Over a healthful lunch (I am sure it had beef in it), we fell into a conversation on all manner of things, such as the huge pipe organ he had built in their house, the realities of Kansas farming, the geography of that part of the world (Don introduced me to the term "lines of accommodation" in speaking of straight Kansas roads that gently curved to accommodate the curvature of the earth) and many other things. Finally, I broached the topic:
The Brief Conversation
"Don," I said, "there is a story going around that you are the local genius. I wanted to ask you about that."
He quickly brushed me off in his understated and genial manner. But I persisted.
"Don, I would really like to know about how your genius works. Can you tell me about it."
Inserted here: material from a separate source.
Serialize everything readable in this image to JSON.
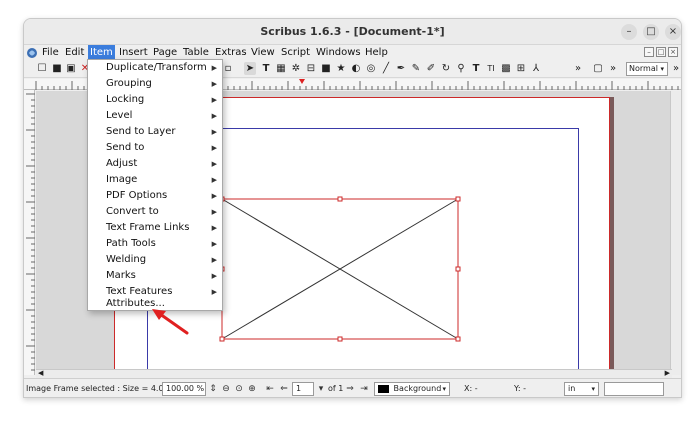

He looked at me for a second, closed his eyes and simply said, "It means that when you go down to the river with your bucket, the water is always flowing."
Conclusion
We had other conversations after that, but this was the most memorable. It was simple, visual, to the point. Genius, for Don, was simply the observation that the ideas were always there--and that we were privileged to draw a few out of the flowing river. I have thought about it much since then. Perhaps our mind is the river, teeming with the living water. All that really needs to be done is to put in the bucket, and more than enough to satisfy you (and, I hope, others) will result. This, then, is the end of our desperation, our worry, our wonder about what to do in the world. Our genius, my genius, is always there, running like the stream, waiting for me to put in the bucket and bring the water for all. Thanks to Don, who is no longer with us, I can live with this calm, confidence and conviction.